Şekil 1.2. Faaliyet Denetimi Uygulama Alanları

Kaynak: Can A. V., & Uyar S., İşletmelerde Faaliyet Denetimi, Nobel Yayınları, Ankara, 2010, s.20.

1.2.7.1. Yönetim ve Organizasyon Faaliyetlerinin Denetimi

Yönetim ve organizasyon faaliyetlerinin denetimi ile ilgili olarak Dursun (2007, s.5-35), organizasyonun yapısı, stratejik planlama, hedefleri belirleme gibi uygulamalarda inceleme yapılırken aşağıda belirtilen hususların göz önünde bulundurulabileceğini öne sürmektedir (Can ve Uyar, 2010, s.20-21):

 İşletmenin vizyonunun, misyonunun ve organizasyon şemasının bulunup bulunmadığı,

 Örgüt içinde yetki ve sorumlulukların yazılı olarak ve açık bir şekilde ifade edilip edilmediği,

 Çalışanların yönetimle, yönetimin üst yönetimle olan iletişiminin rahat olup olmadığı,

 Yöneticilerin yetki ve sorumluluk alma konusundaki istekleri,

 Finansal olarak sorumluluğu olan kişilerin açıkça ifade edilip edilmediği,

 İşletmenin uzun dönemli hedeflere sahip olup olmadığı,

 Gerçekleştirilen faaliyetlerde başarı faktörlerinin açık ve anlaşılır bir biçimde belirlenip belirlenmediği,

 Mal ve hizmet fiyatlarının, maliyetinin ve kalitesinin rekabet anlayışına uygun olarak belirlenip belirlenmediği,

 İşletmenin bütçe hedeflerinin gerçeği yansıtıp yansıtmadığı,

 Çalışanların iş tanımlarının, sorumluluklarının yeterince açık ifade edilip edilmediği,

 Performans kriterlerinin olup olmadığı,

 İşletme politikalarını yansıtan bilgilendirme broşürleri veya kitapçıkların olup olmadığı.

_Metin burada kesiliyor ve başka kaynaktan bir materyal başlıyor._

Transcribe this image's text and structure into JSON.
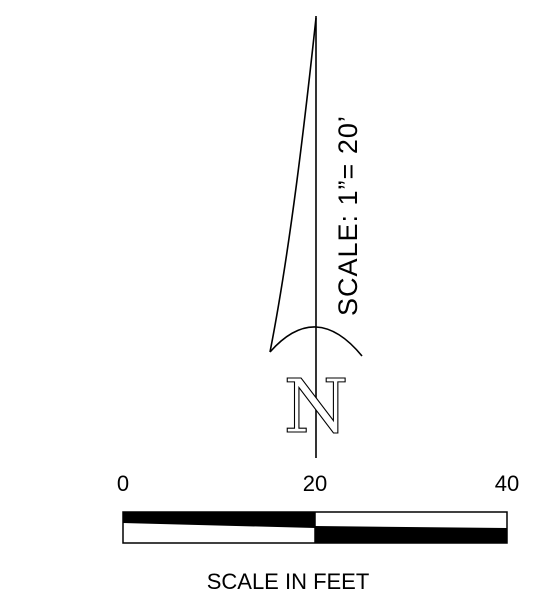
{
  "north_arrow": {
    "letter": "N",
    "icon": "north-arrow-icon"
  },
  "scale_note": "SCALE:  1”=  20’",
  "scale_bar": {
    "ticks": [
      "0",
      "20",
      "40"
    ],
    "caption": "SCALE IN FEET",
    "min_feet": 0,
    "max_feet": 40,
    "mid_feet": 20
  },
  "colors": {
    "ink": "#000000",
    "paper": "#ffffff"
  }
}
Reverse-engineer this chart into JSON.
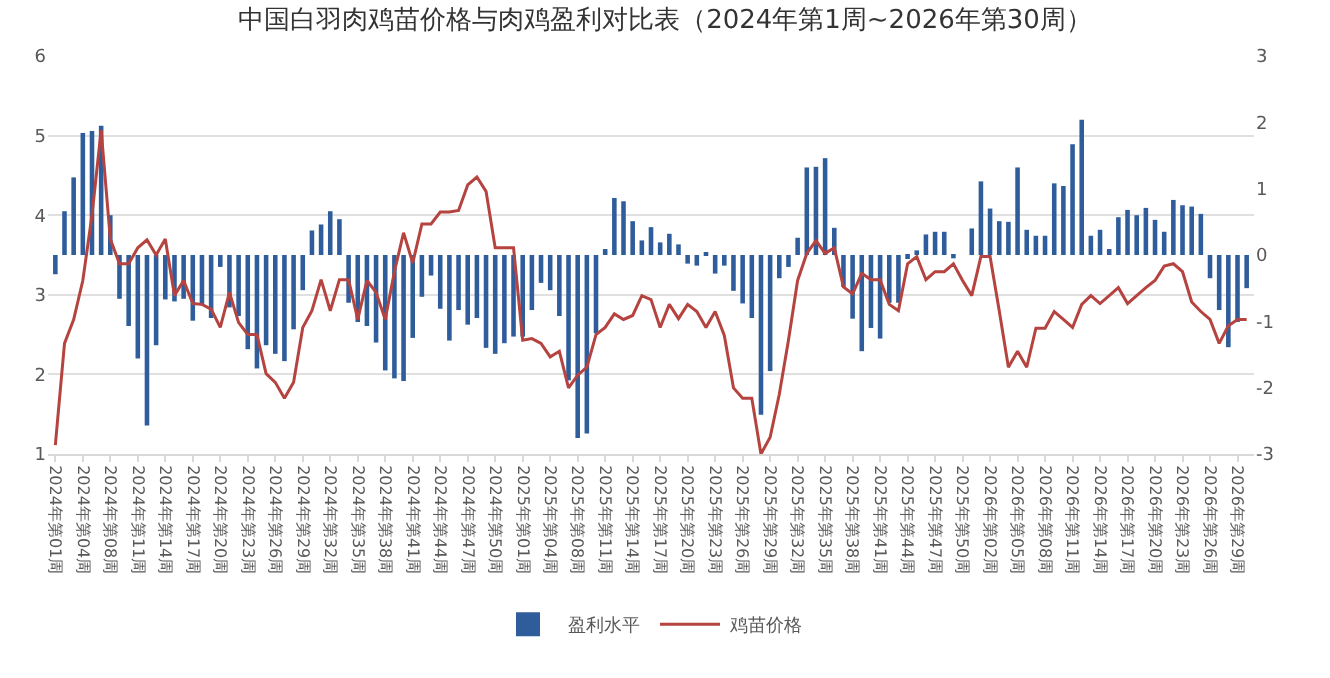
{
  "chart_data": {
    "type": "bar",
    "title": "中国白羽肉鸡苗价格与肉鸡盈利对比表（2024年第1周~2026年第30周）",
    "categories": [
      "2024年第01周",
      null,
      null,
      "2024年第04周",
      null,
      null,
      "2024年第08周",
      null,
      null,
      "2024年第11周",
      null,
      null,
      "2024年第14周",
      null,
      null,
      "2024年第17周",
      null,
      null,
      "2024年第20周",
      null,
      null,
      "2024年第23周",
      null,
      null,
      "2024年第26周",
      null,
      null,
      "2024年第29周",
      null,
      null,
      "2024年第32周",
      null,
      null,
      "2024年第35周",
      null,
      null,
      "2024年第38周",
      null,
      null,
      "2024年第41周",
      null,
      null,
      "2024年第44周",
      null,
      null,
      "2024年第47周",
      null,
      null,
      "2024年第50周",
      null,
      null,
      "2025年第01周",
      null,
      null,
      "2025年第04周",
      null,
      null,
      "2025年第08周",
      null,
      null,
      "2025年第11周",
      null,
      null,
      "2025年第14周",
      null,
      null,
      "2025年第17周",
      null,
      null,
      "2025年第20周",
      null,
      null,
      "2025年第23周",
      null,
      null,
      "2025年第26周",
      null,
      null,
      "2025年第29周",
      null,
      null,
      "2025年第32周",
      null,
      null,
      "2025年第35周",
      null,
      null,
      "2025年第38周",
      null,
      null,
      "2025年第41周",
      null,
      null,
      "2025年第44周",
      null,
      null,
      "2025年第47周",
      null,
      null,
      "2025年第50周",
      null,
      null,
      "2026年第02周",
      null,
      null,
      "2026年第05周",
      null,
      null,
      "2026年第08周",
      null,
      null,
      "2026年第11周",
      null,
      null,
      "2026年第14周",
      null,
      null,
      "2026年第17周",
      null,
      null,
      "2026年第20周",
      null,
      null,
      "2026年第23周",
      null,
      null,
      "2026年第26周",
      null,
      null,
      "2026年第29周",
      null
    ],
    "series": [
      {
        "name": "盈利水平",
        "axis": "y2",
        "color": "#2f5d9b",
        "values": [
          -0.29,
          0.66,
          1.17,
          1.84,
          1.87,
          1.95,
          0.6,
          -0.66,
          -1.07,
          -1.56,
          -2.57,
          -1.36,
          -0.67,
          -0.7,
          -0.66,
          -0.99,
          -0.76,
          -0.95,
          -0.18,
          -0.79,
          -0.92,
          -1.42,
          -1.71,
          -1.36,
          -1.49,
          -1.6,
          -1.12,
          -0.53,
          0.37,
          0.46,
          0.66,
          0.54,
          -0.72,
          -1.01,
          -1.07,
          -1.32,
          -1.74,
          -1.86,
          -1.9,
          -1.25,
          -0.63,
          -0.31,
          -0.81,
          -1.29,
          -0.83,
          -1.05,
          -0.95,
          -1.4,
          -1.49,
          -1.33,
          -1.23,
          -1.23,
          -0.83,
          -0.42,
          -0.53,
          -0.92,
          -1.89,
          -2.76,
          -2.69,
          -1.18,
          0.09,
          0.86,
          0.81,
          0.51,
          0.22,
          0.42,
          0.19,
          0.32,
          0.16,
          -0.13,
          -0.16,
          0.04,
          -0.28,
          -0.16,
          -0.54,
          -0.73,
          -0.95,
          -2.41,
          -1.75,
          -0.35,
          -0.18,
          0.26,
          1.32,
          1.33,
          1.46,
          0.41,
          -0.48,
          -0.96,
          -1.45,
          -1.1,
          -1.26,
          -0.72,
          -0.72,
          -0.06,
          0.07,
          0.31,
          0.35,
          0.35,
          -0.05,
          0,
          0.4,
          1.11,
          0.7,
          0.51,
          0.5,
          1.32,
          0.38,
          0.29,
          0.29,
          1.08,
          1.04,
          1.67,
          2.04,
          0.29,
          0.38,
          0.09,
          0.57,
          0.68,
          0.6,
          0.71,
          0.53,
          0.35,
          0.83,
          0.75,
          0.73,
          0.62,
          -0.35,
          -0.83,
          -1.39,
          -1.01,
          -0.5
        ]
      },
      {
        "name": "鸡苗价格",
        "type": "line",
        "color": "#b5433f",
        "values": [
          1.11,
          2.39,
          2.69,
          3.18,
          4.0,
          5.07,
          3.7,
          3.39,
          3.39,
          3.59,
          3.69,
          3.5,
          3.7,
          2.99,
          3.18,
          2.89,
          2.88,
          2.82,
          2.59,
          3.03,
          2.65,
          2.5,
          2.5,
          2.01,
          1.9,
          1.7,
          1.9,
          2.59,
          2.8,
          3.19,
          2.8,
          3.19,
          3.19,
          2.69,
          3.18,
          3.03,
          2.69,
          3.29,
          3.78,
          3.4,
          3.89,
          3.89,
          4.04,
          4.04,
          4.06,
          4.38,
          4.48,
          4.3,
          3.59,
          3.59,
          3.59,
          2.43,
          2.45,
          2.39,
          2.22,
          2.29,
          1.83,
          1.99,
          2.09,
          2.5,
          2.59,
          2.76,
          2.69,
          2.74,
          2.99,
          2.94,
          2.59,
          2.88,
          2.7,
          2.88,
          2.79,
          2.59,
          2.79,
          2.49,
          1.83,
          1.7,
          1.7,
          1.0,
          1.21,
          1.75,
          2.43,
          3.18,
          3.52,
          3.68,
          3.52,
          3.59,
          3.1,
          3.01,
          3.27,
          3.19,
          3.19,
          2.88,
          2.8,
          3.39,
          3.48,
          3.19,
          3.29,
          3.29,
          3.39,
          3.18,
          2.99,
          3.48,
          3.48,
          2.8,
          2.09,
          2.29,
          2.09,
          2.58,
          2.58,
          2.79,
          2.69,
          2.59,
          2.88,
          2.99,
          2.89,
          2.99,
          3.09,
          2.89,
          2.99,
          3.09,
          3.18,
          3.36,
          3.39,
          3.29,
          2.91,
          2.79,
          2.69,
          2.39,
          2.61,
          2.69,
          2.69
        ]
      }
    ],
    "ylim": [
      1,
      6
    ],
    "yticks": [
      1,
      2,
      3,
      4,
      5,
      6
    ],
    "y2lim": [
      -3,
      3
    ],
    "y2ticks": [
      -3,
      -2,
      -1,
      0,
      1,
      2,
      3
    ],
    "grid": "y",
    "legend": "bottom",
    "marker": "none",
    "line_style": "solid"
  }
}
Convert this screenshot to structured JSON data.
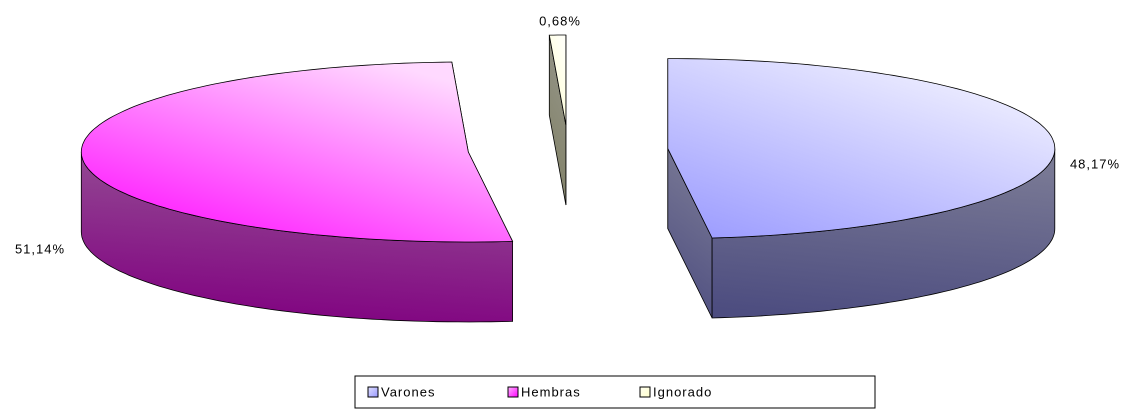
{
  "chart_data": {
    "type": "pie3d",
    "categories": [
      "Varones",
      "Hembras",
      "Ignorado"
    ],
    "values": [
      48.17,
      51.14,
      0.68
    ],
    "value_labels": [
      "48,17%",
      "51,14%",
      "0,68%"
    ],
    "colors": [
      "#9999ff",
      "#ff00ff",
      "#ffffcc"
    ],
    "legend": "bottom"
  }
}
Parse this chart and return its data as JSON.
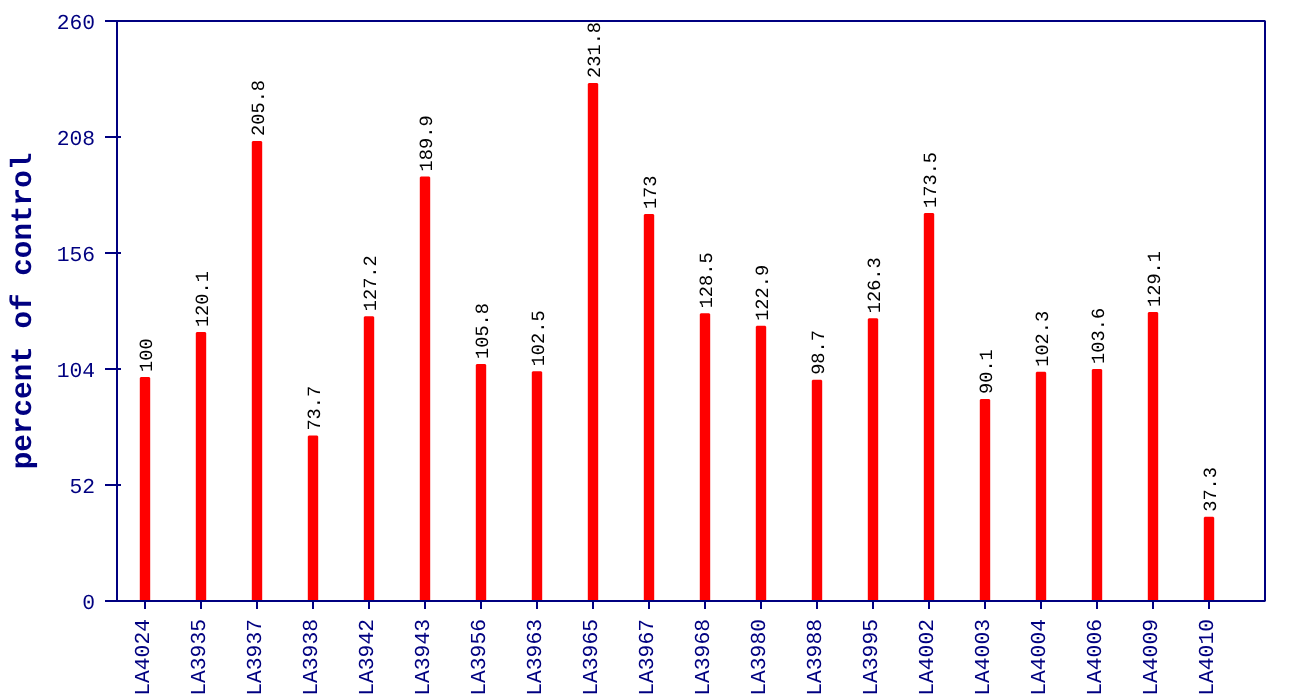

1.2.7.2. Üretim ve Pazarlama Faaliyetlerinin Denetimi

Bu denetim ile Dursun (2007, s.36-90), işletmenin üretim ve pazarlama faaliyetlerinin denetimi sürecinde satın alma, stok, üretim, iş güvenliği, çalışan sağlığı, teknolojik yenilikler, çevresel faaliyetler, reklamlar, satışlar gibi çeşitli alanlarda ve aşağıda belirtilen hususlarda inceleme yapılabileceğini belirtmektedir (Can ve Uyar, 2010, s.21-22):

 Satın alma işlemlerinin yetkili kişilerce ve belirli politikalarla gerçekleştirilip gerçekleştirilmediği,

 Satın alınacak mal ve hizmetin tutarına ve niteliğine göre sınıflandırılıp sınıflandırılmadığı,

 Ödeme faaliyetlerinde miktar kontrolünün yapılıp yapılmadığı,

 Yüklü ödemelerin çek ve banka aracılığıyla yapılıp yapılmadığı,

 Stok kontrolünün düzenli bir şekilde yapılıp yapılmadığı,

 Stok seviyelerinin etkinliği,

 Stokların korunma derecesi,

 Satın alma faaliyetlerine ait tüm evrakların dosyalanıp dosyalanmadığı,

 Satın alım fiyatlarının, vadelerin ve indirimlerin piyasa şartlarına göre belirlenip belirlenmediği,

 İşçi sağlığı ve güvenliği hususlarına dikkat edilip edilmediği,

 İşletmenin çevreye karşı olan sorumluluklarının farkında olup olmadığı,

 Teknolojik faaliyetlerin takip edilip edilmediği, yeni teknolojilere adaptasyon konusunda personellere yeterli eğitimin sağlanıp sağlanmadığı,

 Kurumsal yönetim ilkelerinin işletme içinde uygulanıp uygulanmadığı,

 Ürünlerin tanıtımını sağlayacak reklam faaliyetlerinin bulunup bulunmadığı,

 İşletme faaliyetlerinin gerçekleştirildiği yerin uygunluğu,

 İşletmenin rakiplerini ne derece tanıdığı,

 Müşteri sorunlarının dikkate alınma düzeyi,

 Yeni pazarlar keşfetmek için pazar araştırmaların yapılıp yapılmadığı,

 Pazara müşteri beklentilerini karşılayan ürünlerin sunulup sunulmadığı,

 İşletmenin tahsilatlarını etkin bir şekilde gerçekleştirip gerçekleştirmediği,

 Üretilen mal ve hizmetin müşterilere zamanında ulaştırılıp ulaştırılmadığı.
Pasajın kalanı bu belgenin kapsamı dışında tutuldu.